ECLI:NL:CBB:2021:532
College van Beroep voor het bedrijfsleven
- Eerste aanleg - enkelvoudig
- Rechtspraak.nl
Beoordeling van het fosfaatrechtenstelsel in relatie tot individuele en buitensporige lasten voor melkveehouders
In deze uitspraak van het College van Beroep voor het bedrijfsleven op 25 mei 2021, zaaknummer 19/1913, werd het fosfaatrechtenstelsel beoordeeld in het kader van de Meststoffenwet. Appellanten, een maatschap van melkveehouders, stelden dat het fosfaatrechtenstelsel in strijd was met artikel 1 van het Eerste Protocol (EP) en dat zij te maken hadden met een individuele en buitensporige last. De zaak kwam voort uit de noodzaak om hun bedrijf te verplaatsen van Berlicum naar een nieuwe locatie in [plaats] vanwege infrastructuurprojecten.

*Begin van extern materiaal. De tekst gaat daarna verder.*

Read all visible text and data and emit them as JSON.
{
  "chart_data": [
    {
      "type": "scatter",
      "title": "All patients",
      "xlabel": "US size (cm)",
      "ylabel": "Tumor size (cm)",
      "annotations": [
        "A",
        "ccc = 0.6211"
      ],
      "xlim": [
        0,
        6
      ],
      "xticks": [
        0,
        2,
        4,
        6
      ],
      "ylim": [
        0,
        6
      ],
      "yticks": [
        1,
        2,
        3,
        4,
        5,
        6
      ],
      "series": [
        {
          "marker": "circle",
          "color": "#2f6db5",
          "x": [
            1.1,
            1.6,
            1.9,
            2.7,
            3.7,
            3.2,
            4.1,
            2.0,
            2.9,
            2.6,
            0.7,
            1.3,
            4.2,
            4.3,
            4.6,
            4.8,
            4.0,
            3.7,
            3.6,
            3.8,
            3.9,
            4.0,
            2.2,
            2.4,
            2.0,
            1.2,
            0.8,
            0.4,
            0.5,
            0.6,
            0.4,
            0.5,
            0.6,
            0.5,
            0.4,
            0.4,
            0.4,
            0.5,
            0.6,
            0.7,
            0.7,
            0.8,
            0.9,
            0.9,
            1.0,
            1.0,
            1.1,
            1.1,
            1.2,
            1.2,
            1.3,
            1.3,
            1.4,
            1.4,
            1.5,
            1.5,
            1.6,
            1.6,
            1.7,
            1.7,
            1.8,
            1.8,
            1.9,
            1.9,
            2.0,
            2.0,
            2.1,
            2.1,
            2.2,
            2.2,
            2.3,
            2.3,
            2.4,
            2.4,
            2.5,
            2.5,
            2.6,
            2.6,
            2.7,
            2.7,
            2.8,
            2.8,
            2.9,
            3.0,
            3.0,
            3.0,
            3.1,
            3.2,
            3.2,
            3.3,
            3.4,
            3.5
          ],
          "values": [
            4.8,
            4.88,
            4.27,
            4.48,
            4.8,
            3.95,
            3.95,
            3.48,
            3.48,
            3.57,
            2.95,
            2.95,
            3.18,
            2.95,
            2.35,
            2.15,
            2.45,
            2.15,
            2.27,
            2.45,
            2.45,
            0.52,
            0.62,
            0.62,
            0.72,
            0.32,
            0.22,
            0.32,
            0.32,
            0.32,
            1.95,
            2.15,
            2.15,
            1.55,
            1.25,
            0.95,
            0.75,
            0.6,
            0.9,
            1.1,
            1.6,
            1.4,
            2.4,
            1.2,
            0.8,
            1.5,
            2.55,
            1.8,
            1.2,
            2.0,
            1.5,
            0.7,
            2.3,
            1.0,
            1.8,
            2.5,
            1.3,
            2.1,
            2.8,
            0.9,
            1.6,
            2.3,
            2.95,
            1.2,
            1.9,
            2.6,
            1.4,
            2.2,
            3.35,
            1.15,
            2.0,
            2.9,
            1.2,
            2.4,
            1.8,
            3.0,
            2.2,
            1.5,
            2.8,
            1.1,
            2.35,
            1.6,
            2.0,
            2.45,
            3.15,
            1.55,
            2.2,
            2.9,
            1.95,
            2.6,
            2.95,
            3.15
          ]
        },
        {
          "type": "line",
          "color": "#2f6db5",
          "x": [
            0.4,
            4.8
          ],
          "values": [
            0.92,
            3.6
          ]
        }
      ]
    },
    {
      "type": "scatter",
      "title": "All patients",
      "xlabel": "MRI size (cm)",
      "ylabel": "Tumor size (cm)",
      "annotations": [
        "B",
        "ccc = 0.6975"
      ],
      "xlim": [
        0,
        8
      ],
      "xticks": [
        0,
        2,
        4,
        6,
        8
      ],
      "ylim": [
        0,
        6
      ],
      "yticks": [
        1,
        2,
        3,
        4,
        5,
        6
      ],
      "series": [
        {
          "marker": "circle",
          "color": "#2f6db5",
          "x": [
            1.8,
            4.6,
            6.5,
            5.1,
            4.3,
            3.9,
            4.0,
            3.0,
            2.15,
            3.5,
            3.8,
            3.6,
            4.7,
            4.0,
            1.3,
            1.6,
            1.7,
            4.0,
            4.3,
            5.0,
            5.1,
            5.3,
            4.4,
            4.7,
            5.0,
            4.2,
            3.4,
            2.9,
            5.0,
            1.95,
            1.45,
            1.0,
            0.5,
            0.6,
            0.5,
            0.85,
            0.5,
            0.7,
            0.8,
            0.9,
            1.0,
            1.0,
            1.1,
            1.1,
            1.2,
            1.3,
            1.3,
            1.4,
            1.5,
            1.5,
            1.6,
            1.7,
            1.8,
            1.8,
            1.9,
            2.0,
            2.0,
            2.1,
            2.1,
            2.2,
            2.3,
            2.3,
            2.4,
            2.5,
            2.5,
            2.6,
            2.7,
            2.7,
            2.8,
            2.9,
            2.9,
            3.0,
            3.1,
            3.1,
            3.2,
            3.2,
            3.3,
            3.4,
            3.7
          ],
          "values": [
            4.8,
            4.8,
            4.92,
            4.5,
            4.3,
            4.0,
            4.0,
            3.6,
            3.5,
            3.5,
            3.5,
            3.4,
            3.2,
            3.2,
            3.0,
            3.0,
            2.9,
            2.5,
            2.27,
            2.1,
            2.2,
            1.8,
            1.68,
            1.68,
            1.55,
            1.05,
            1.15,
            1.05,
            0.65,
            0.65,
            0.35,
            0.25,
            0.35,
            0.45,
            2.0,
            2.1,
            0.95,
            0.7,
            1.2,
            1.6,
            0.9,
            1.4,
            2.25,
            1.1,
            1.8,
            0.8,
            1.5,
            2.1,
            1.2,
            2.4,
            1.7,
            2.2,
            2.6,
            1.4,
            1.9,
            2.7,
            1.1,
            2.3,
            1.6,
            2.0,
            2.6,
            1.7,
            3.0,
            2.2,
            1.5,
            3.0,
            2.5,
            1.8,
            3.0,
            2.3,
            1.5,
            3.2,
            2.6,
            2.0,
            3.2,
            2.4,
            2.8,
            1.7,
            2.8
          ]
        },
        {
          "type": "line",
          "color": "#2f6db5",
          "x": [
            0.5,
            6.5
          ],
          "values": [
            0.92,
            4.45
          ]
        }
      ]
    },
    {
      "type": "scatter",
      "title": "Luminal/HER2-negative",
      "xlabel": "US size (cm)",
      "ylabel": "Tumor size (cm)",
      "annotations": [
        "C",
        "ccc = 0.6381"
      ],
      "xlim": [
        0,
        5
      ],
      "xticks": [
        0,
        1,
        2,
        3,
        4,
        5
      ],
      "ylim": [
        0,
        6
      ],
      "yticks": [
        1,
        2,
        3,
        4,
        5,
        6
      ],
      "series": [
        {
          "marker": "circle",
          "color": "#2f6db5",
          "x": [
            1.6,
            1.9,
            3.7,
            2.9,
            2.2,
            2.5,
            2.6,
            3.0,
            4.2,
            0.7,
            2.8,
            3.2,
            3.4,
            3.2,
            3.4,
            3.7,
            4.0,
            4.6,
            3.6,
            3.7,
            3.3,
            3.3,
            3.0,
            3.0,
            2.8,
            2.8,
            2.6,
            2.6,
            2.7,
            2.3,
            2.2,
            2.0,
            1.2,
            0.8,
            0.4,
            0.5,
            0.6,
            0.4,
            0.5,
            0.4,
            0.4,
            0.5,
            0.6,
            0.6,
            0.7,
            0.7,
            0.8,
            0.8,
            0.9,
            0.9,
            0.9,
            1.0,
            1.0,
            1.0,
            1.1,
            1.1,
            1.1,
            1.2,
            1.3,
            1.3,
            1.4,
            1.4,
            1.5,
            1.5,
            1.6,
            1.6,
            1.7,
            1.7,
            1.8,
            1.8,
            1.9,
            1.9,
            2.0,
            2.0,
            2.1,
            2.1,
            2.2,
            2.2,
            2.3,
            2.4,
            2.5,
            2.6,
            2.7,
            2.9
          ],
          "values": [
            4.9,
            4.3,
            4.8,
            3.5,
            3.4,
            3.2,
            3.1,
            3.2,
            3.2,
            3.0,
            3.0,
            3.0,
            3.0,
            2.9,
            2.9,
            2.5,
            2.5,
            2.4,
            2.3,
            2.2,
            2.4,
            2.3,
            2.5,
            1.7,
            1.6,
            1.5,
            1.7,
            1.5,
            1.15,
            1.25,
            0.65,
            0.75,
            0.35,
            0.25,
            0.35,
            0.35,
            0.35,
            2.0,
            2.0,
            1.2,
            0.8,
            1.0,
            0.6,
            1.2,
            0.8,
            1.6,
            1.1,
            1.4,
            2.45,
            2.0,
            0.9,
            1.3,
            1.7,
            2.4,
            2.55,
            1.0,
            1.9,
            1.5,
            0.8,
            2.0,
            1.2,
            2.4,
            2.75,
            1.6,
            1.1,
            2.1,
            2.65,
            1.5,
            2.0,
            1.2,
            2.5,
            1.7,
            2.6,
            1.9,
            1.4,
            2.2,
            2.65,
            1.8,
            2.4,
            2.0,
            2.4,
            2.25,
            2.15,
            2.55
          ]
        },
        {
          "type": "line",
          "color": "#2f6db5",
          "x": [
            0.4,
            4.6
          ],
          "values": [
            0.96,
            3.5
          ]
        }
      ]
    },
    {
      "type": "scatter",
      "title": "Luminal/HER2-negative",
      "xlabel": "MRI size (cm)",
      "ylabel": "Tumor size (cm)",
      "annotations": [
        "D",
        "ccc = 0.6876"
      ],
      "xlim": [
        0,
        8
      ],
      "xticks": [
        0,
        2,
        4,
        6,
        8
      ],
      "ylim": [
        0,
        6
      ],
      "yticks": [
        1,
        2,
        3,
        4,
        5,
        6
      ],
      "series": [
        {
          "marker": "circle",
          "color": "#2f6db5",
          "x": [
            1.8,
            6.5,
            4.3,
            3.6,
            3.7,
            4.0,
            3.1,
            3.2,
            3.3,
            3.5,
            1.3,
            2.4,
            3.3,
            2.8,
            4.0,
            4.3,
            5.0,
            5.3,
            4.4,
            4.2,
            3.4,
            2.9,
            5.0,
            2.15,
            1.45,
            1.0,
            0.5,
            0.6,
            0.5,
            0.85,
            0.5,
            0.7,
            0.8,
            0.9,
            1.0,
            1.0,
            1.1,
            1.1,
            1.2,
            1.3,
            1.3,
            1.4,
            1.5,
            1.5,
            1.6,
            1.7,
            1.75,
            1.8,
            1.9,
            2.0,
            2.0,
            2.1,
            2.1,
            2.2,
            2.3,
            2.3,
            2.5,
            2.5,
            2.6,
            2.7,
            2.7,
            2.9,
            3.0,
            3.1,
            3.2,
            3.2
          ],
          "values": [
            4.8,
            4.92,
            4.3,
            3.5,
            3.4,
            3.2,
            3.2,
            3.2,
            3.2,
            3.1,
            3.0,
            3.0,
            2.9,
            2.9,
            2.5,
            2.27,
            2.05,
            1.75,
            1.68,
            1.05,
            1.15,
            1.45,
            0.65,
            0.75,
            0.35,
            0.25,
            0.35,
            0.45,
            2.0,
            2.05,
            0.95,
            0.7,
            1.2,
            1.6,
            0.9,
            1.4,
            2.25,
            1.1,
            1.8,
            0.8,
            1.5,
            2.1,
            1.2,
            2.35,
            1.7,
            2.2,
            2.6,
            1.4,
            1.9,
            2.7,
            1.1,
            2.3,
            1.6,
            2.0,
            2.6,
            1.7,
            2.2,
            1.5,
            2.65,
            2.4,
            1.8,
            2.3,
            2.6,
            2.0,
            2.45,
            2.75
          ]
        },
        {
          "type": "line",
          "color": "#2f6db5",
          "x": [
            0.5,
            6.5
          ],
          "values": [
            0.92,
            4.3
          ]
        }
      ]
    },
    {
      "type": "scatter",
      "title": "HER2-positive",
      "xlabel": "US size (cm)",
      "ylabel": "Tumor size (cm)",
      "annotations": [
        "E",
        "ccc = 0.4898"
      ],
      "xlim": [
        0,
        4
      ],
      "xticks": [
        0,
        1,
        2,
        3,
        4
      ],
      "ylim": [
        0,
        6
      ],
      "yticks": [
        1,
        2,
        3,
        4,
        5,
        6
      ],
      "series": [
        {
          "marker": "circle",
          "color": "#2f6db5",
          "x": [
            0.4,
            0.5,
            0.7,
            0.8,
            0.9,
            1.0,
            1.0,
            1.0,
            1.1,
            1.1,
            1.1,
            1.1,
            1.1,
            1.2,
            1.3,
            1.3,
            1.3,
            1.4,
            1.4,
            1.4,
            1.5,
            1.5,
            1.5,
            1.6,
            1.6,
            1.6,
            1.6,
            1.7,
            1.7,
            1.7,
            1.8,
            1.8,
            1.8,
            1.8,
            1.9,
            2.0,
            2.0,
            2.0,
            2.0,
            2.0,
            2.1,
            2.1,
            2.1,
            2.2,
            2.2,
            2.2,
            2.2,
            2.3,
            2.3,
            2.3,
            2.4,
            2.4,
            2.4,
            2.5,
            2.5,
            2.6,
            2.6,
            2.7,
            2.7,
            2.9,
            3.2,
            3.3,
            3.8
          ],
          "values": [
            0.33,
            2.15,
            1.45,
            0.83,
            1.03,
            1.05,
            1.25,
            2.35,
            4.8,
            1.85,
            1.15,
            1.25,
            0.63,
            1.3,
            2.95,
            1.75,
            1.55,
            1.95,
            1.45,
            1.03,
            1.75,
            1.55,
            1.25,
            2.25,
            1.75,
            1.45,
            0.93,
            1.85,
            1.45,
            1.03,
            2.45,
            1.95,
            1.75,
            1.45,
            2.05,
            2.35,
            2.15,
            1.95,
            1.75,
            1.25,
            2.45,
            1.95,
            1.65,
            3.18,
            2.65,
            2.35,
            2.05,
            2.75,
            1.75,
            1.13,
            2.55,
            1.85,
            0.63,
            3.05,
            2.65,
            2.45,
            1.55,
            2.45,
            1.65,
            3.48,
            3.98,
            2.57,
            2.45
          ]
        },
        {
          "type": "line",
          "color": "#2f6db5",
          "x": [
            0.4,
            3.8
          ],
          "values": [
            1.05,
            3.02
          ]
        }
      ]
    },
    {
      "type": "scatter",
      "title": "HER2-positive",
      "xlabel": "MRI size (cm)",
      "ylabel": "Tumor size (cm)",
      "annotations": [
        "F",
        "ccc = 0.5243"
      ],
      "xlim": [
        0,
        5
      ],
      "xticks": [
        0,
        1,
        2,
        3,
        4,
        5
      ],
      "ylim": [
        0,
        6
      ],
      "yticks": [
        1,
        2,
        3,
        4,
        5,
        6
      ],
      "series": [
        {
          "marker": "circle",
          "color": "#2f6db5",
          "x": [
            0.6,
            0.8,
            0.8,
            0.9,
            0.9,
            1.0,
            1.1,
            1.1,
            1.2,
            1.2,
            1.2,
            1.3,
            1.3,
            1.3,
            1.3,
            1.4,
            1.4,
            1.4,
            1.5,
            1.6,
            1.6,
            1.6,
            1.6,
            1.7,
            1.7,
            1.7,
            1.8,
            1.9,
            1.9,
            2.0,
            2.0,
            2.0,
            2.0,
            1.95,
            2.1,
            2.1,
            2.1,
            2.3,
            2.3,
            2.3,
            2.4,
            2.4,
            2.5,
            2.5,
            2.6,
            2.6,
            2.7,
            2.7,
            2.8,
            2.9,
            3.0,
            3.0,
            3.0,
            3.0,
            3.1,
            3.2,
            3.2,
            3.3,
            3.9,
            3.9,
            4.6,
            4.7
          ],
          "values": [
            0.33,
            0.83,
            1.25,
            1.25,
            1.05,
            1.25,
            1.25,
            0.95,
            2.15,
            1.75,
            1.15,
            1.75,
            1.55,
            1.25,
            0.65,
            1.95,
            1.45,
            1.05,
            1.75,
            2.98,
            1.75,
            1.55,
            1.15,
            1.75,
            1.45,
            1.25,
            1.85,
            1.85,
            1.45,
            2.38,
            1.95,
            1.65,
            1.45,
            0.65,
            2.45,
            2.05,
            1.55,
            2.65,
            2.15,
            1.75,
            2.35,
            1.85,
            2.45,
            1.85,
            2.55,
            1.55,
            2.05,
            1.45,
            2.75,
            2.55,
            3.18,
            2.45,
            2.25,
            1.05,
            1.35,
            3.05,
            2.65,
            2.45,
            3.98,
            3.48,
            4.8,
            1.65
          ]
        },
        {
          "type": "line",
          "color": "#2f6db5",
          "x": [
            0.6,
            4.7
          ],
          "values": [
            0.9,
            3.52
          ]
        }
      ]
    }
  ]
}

De minister van Landbouw, Natuur en Voedselkwaliteit had het fosfaatrecht van appellanten vastgesteld op 5.640 kg, wat hen niet in staat stelde om hun beoogde uitbreiding van de veestapel te realiseren. Het College oordeelde dat de investeringen die appellanten hadden gedaan niet navolgbaar waren, omdat er geen bedrijfseconomische noodzaak was aangetoond voor de voorgestelde uitbreiding. De appellanten konden niet onderbouwen dat de verplaatsing van hun bedrijf een uitbreiding naar 166 melk- en kalfkoeien noodzakelijk maakte. Het College concludeerde dat de belangen van het fosfaatrechtenstelsel, dat gericht is op milieu- en volksgezondheidsbescherming, zwaarder wogen dan de belangen van de appellanten. Het beroep werd ongegrond verklaard, en er was geen aanleiding voor een proceskostenveroordeling.